Cyprus is set to have new airports, at Larnaca and Paphos, by 2008 or 2009.
They are being developed under a BOT (Build, Operate, Transfer) agreement with Hermes Airports, who took over ownership and management of the existing facilities from the government of the Republic in 2006 and will operate the existing and new airports for a period of 25 years.
Hermes Airports’ shareholders include Bouygues Batiment International (22 per cent), Cyprus Trading Corporation (11.34 per cent), Hellenic Mining (11.33 per cent), Vancouver Airport Services (11 per cent), Egis Projects (20 per cent), Aer Rianta International (11 per cent), Iacovou Brothers Construction (5.665 per cent), Charilaos Apostolides Public Limited (5.665 per cent), and Nice – Cote d’ Azur Chamber of Commerce and Industry (two per cent).

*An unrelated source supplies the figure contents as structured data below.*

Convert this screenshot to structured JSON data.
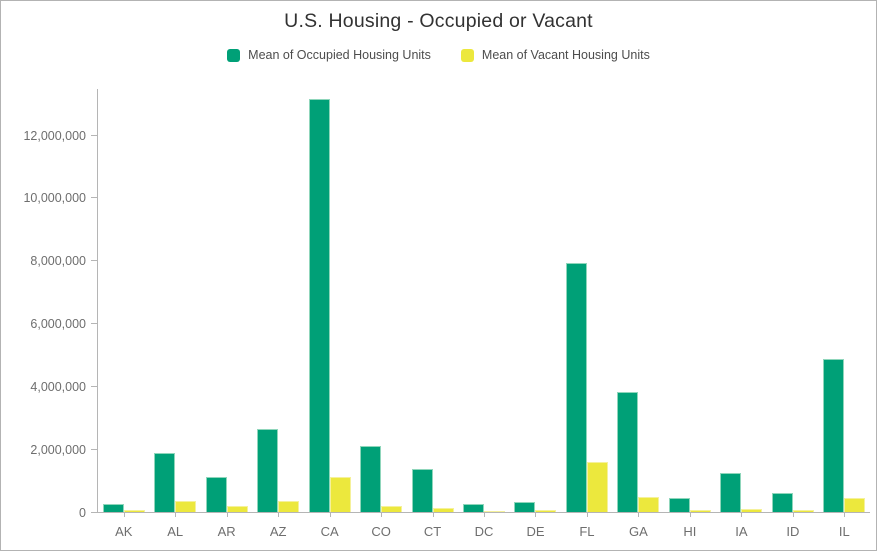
{
  "chart_data": {
    "type": "bar",
    "title": "U.S. Housing - Occupied or Vacant",
    "categories": [
      "AK",
      "AL",
      "AR",
      "AZ",
      "CA",
      "CO",
      "CT",
      "DC",
      "DE",
      "FL",
      "GA",
      "HI",
      "IA",
      "ID",
      "IL"
    ],
    "series": [
      {
        "name": "Mean of Occupied Housing Units",
        "color": "#00a077",
        "edge_color": "#8fd6bb",
        "values": [
          270000,
          1880000,
          1130000,
          2630000,
          13150000,
          2110000,
          1360000,
          260000,
          335000,
          7950000,
          3840000,
          435000,
          1230000,
          610000,
          4870000
        ]
      },
      {
        "name": "Mean of Vacant Housing Units",
        "color": "#ece83d",
        "edge_color": "#f5f19b",
        "values": [
          50000,
          340000,
          180000,
          360000,
          1100000,
          200000,
          125000,
          30000,
          60000,
          1600000,
          465000,
          50000,
          105000,
          70000,
          450000
        ]
      }
    ],
    "yticks": [
      {
        "label": "0",
        "value": 0
      },
      {
        "label": "2,000,000",
        "value": 2000000
      },
      {
        "label": "4,000,000",
        "value": 4000000
      },
      {
        "label": "6,000,000",
        "value": 6000000
      },
      {
        "label": "8,000,000",
        "value": 8000000
      },
      {
        "label": "10,000,000",
        "value": 10000000
      },
      {
        "label": "12,000,000",
        "value": 12000000
      }
    ],
    "ylim": [
      0,
      13480000
    ],
    "xlabel": "",
    "ylabel": "",
    "grid": false,
    "legend_position": "top",
    "axis_color": "#b5b5b5",
    "tick_label_color": "#6e6e6e"
  }
}
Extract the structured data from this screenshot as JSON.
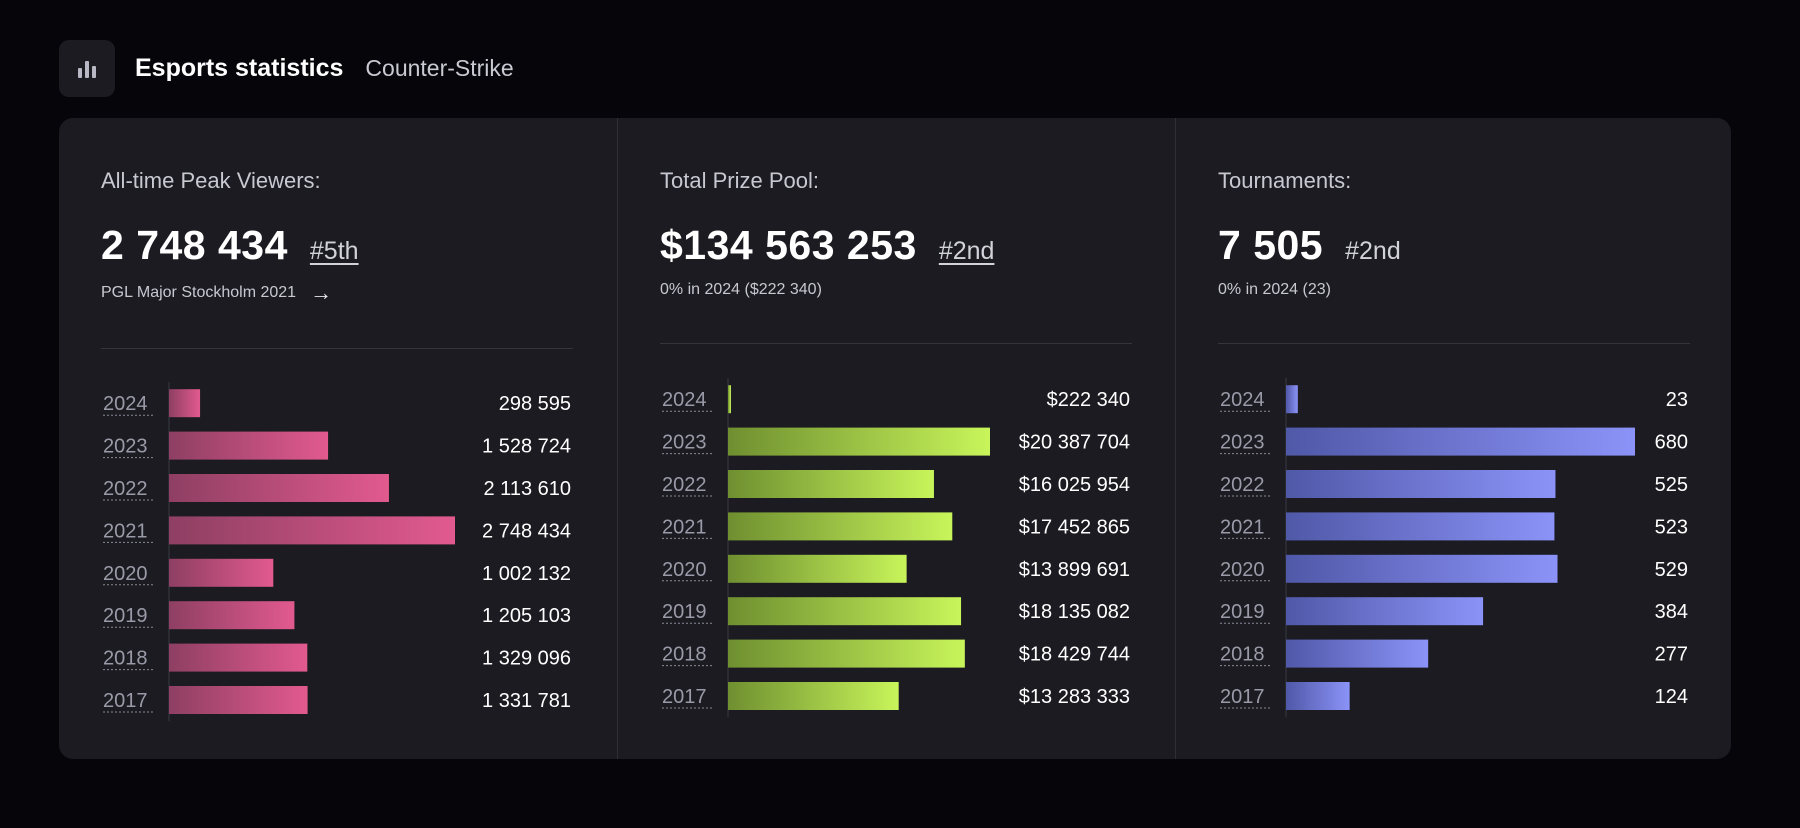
{
  "header": {
    "title": "Esports statistics",
    "subtitle": "Counter-Strike",
    "icon": "bar-chart-icon"
  },
  "colors": {
    "viewers_start": "#8e3f63",
    "viewers_end": "#e25a8f",
    "prize_start": "#6f8f30",
    "prize_end": "#c8f55a",
    "tournaments_start": "#5058a8",
    "tournaments_end": "#8b93f8"
  },
  "panels": [
    {
      "key": "viewers",
      "label": "All-time Peak Viewers:",
      "value": "2 748 434",
      "rank": "#5th",
      "sub": "PGL Major Stockholm 2021"
    },
    {
      "key": "prize",
      "label": "Total Prize Pool:",
      "value": "$134 563 253",
      "rank": "#2nd",
      "sub": "0% in 2024 ($222 340)"
    },
    {
      "key": "tournaments",
      "label": "Tournaments:",
      "value": "7 505",
      "rank": "#2nd",
      "sub": "0% in 2024 (23)"
    }
  ],
  "chart_data": [
    {
      "type": "bar",
      "orientation": "horizontal",
      "title": "All-time Peak Viewers",
      "categories": [
        "2024",
        "2023",
        "2022",
        "2021",
        "2020",
        "2019",
        "2018",
        "2017"
      ],
      "values": [
        298595,
        1528724,
        2113610,
        2748434,
        1002132,
        1205103,
        1329096,
        1331781
      ],
      "labels": [
        "298 595",
        "1 528 724",
        "2 113 610",
        "2 748 434",
        "1 002 132",
        "1 205 103",
        "1 329 096",
        "1 331 781"
      ],
      "xlim": [
        0,
        2748434
      ]
    },
    {
      "type": "bar",
      "orientation": "horizontal",
      "title": "Total Prize Pool",
      "categories": [
        "2024",
        "2023",
        "2022",
        "2021",
        "2020",
        "2019",
        "2018",
        "2017"
      ],
      "values": [
        222340,
        20387704,
        16025954,
        17452865,
        13899691,
        18135082,
        18429744,
        13283333
      ],
      "labels": [
        "$222 340",
        "$20 387 704",
        "$16 025 954",
        "$17 452 865",
        "$13 899 691",
        "$18 135 082",
        "$18 429 744",
        "$13 283 333"
      ],
      "xlim": [
        0,
        20387704
      ]
    },
    {
      "type": "bar",
      "orientation": "horizontal",
      "title": "Tournaments",
      "categories": [
        "2024",
        "2023",
        "2022",
        "2021",
        "2020",
        "2019",
        "2018",
        "2017"
      ],
      "values": [
        23,
        680,
        525,
        523,
        529,
        384,
        277,
        124
      ],
      "labels": [
        "23",
        "680",
        "525",
        "523",
        "529",
        "384",
        "277",
        "124"
      ],
      "xlim": [
        0,
        680
      ]
    }
  ]
}
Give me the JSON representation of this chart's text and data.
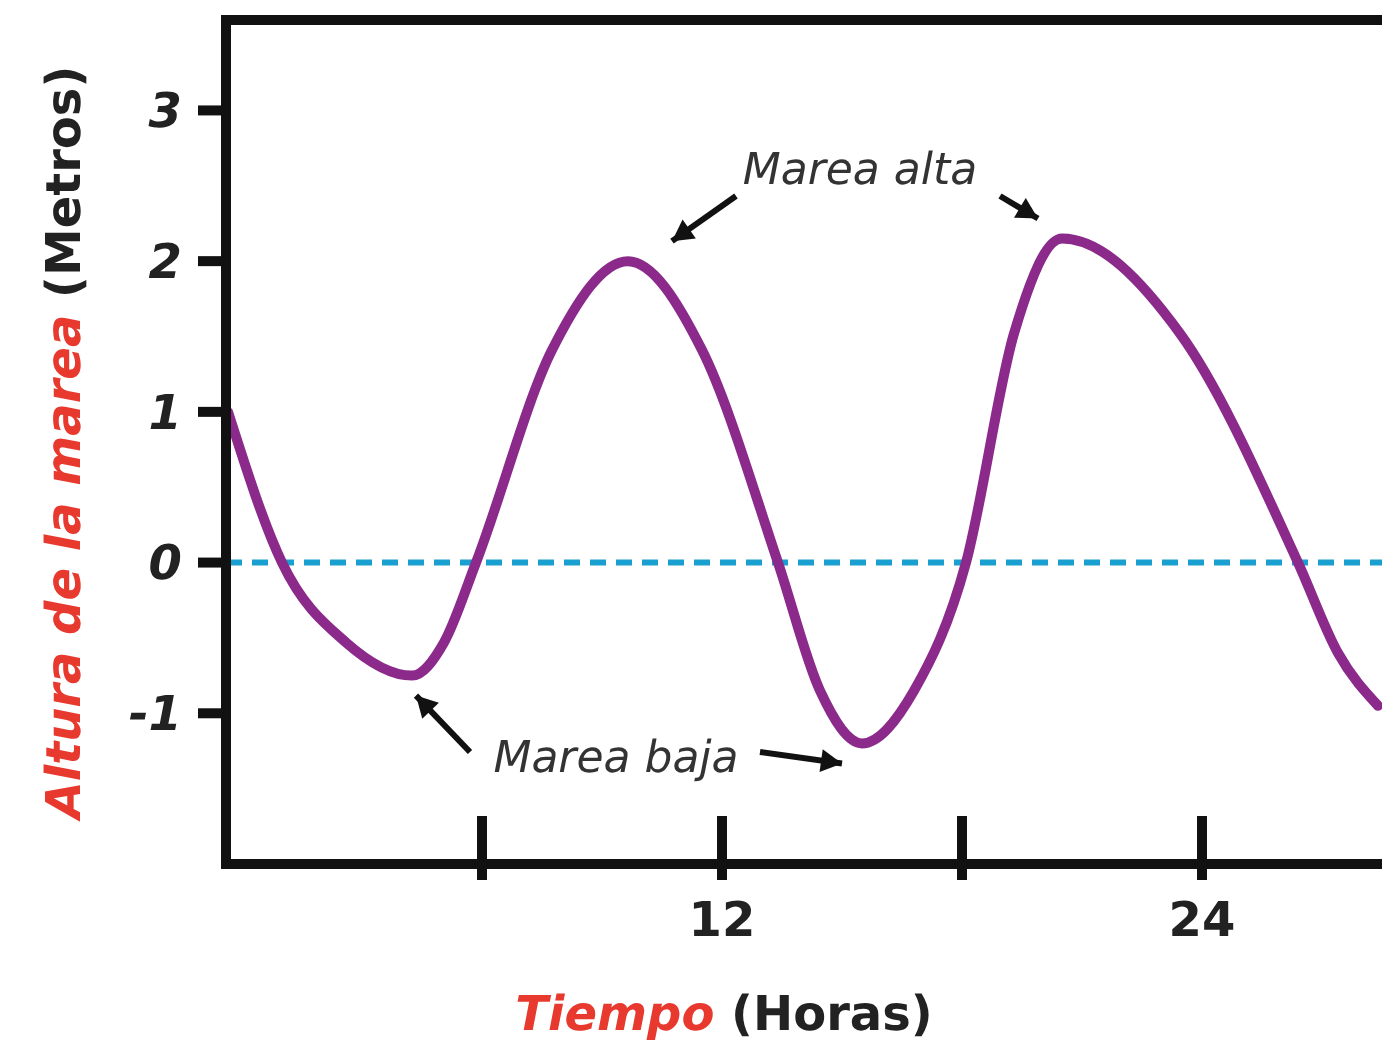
{
  "chart_data": {
    "type": "line",
    "xlabel": "Tiempo (Horas)",
    "ylabel": "Altura de la marea (Metros)",
    "xlim": [
      -0.4,
      28.5
    ],
    "ylim": [
      -2,
      3.6
    ],
    "xticks": [
      12,
      24
    ],
    "yticks": [
      3,
      2,
      1,
      0,
      -1
    ],
    "series": [
      {
        "color": "#8b2a8b",
        "x": [
          -0.35,
          1,
          2.6,
          4.25,
          5.05,
          5.85,
          7.75,
          9.65,
          11.5,
          13.4,
          14.45,
          15.5,
          16.8,
          18.1,
          19.3,
          20.5,
          23.45,
          26.4,
          27.4,
          28.4
        ],
        "values": [
          1,
          0,
          -0.53,
          -0.75,
          -0.53,
          0,
          1.41,
          2.0,
          1.41,
          0,
          -0.85,
          -1.2,
          -0.85,
          0,
          1.52,
          2.15,
          1.52,
          0,
          -0.6,
          -0.95
        ]
      }
    ],
    "ref_lines": [
      {
        "axis": "y",
        "value": 0,
        "color": "#1aa0d0",
        "line_style": "dashed"
      }
    ],
    "annotations": [
      "Marea alta",
      "Marea baja"
    ],
    "grid": false,
    "marker": "none",
    "line_style": "solid"
  }
}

Building of the new airports is being undertaken by the French Bouygues, in cooperation with Iacovou Bros and Charilaos Apostolides. Vancouver Airport Services together with Egis Projects and the Nice Chamber of Commerce are offering their experiences in the operation of the two airports and the Hellenic Mining in the maintenance and supply of construction material. Meanwhile CTC and Ireland’s Aer Rianta have established CTC-ARI Airports Ltd, which has undertaken the operation and management of all trading activities of the two new airports for the 25 year period..
The new airports are expected to raise capacity and offer improved travelling experiences to passengers visiting or transiting the island. Currently well over 30 scheduled airlines fly into the Republic, plus a number of charter companies. As of this year, Cyprus is also being serviced for the first time by a number of low-cost carriers including Excel Airways .
However, airlines, travel agents and passengers are complaining that travellers are already being asked to pay heavily for the new airports - and thesituation will get worse before the end of the year. The existing facilities at Larnaca and Paphos are set to become the most expensive leisure-based airports in the Mediterranean following price increases to be imposed by Hermes.
The IATA has condemned the moves by Hermes, which will increase airport taxes by a massive 70 per cent this year. In a statement on the subject at the beginning of April, IATA said: “Each passenger will have to pay an additional CYP7 ($16.4) . Passengers are price-sensitive and the new charges will push Cyprus well up the expensive airports league in the region, making it less attractive to travellers. At a time when airlines have managed to reduce costs and improve efficiency, Hermes Airports is going in the other direction.”
Airport charges increased by 47 per cent on April 1 and further increases in July and November will push the total increase to 70 per cent by the end of the year.
“This is unacceptable”, said IATA. “Airlines and their passengers should be paying for the services they use and should not be billed for future infrastructure projects. No other industry pre-charges in this way. Nor should airports.
“This is yet another example of a monopoly service provider doing what it pleases. We have seen this behaviour elsewhere in Europe and have been forced to take legal action against airports and governments in France and the Netherlands over unjustified increases in charges. This is also why the European Commission has heeded our call for economic regulation of airports and is currently drafting a directive to put a stop to these practices. Hermes and the Government must think again before killing the goose that lays the golden eggs.”
The views are echoed by the The International Air Carrier Association (IACA), which has stepped up a campaign to raise awareness of the impact of the hikes on an island which has always listed tourism as a major revenue earner. Following a benchmarking exercise, IACA found that the new Cypriot charges would be “at least 100 per cent more expensive compared to other Mediterranean leisure-based airports”. As a result, the island is in danger of pricing itself out of the market and inflicting long-term damage to the country's tourism industry.
An IACA statement said: “Airport charges must reflect the quality and level of services provided at airports. While IACA airlines fully support initiatives to develop airport infrastructure, it is clear that airlines cannot be used to pre-finance such projects.”
Sylviane Lust, IACA director general, added: “These charges and fees fly in the face of the standards set by the aviation industry on charges…”
Hermes, which took over the management of Larnaca and Phaphos airports in May 2006, said the increases are legal and justified and form part of the agreement it signed with the government of the Republic in 2005. It also points to lower-than-expected growth in 2006 and 2007. The government’s statistical services said arrivals for January and February 2007 were down 4.6 per cent compared to last year, with decreases in arrivals from the UK and France but increases from Germany and Greece. Furthermore, Hermes say airport fees in Cyprus were originally ‘much too low’.
The increases being passed on to passengers are as a result of a series of new charges being imposed by Hermes for handling, security, fuel throughput and fire services. The government, which no longer contributes to the costs of the airports, will also have a concession fee allowing it to take 33 per cent of revenues earned from the airlines without any financial risk or any commitment to re-invest it back into airport infrastructure.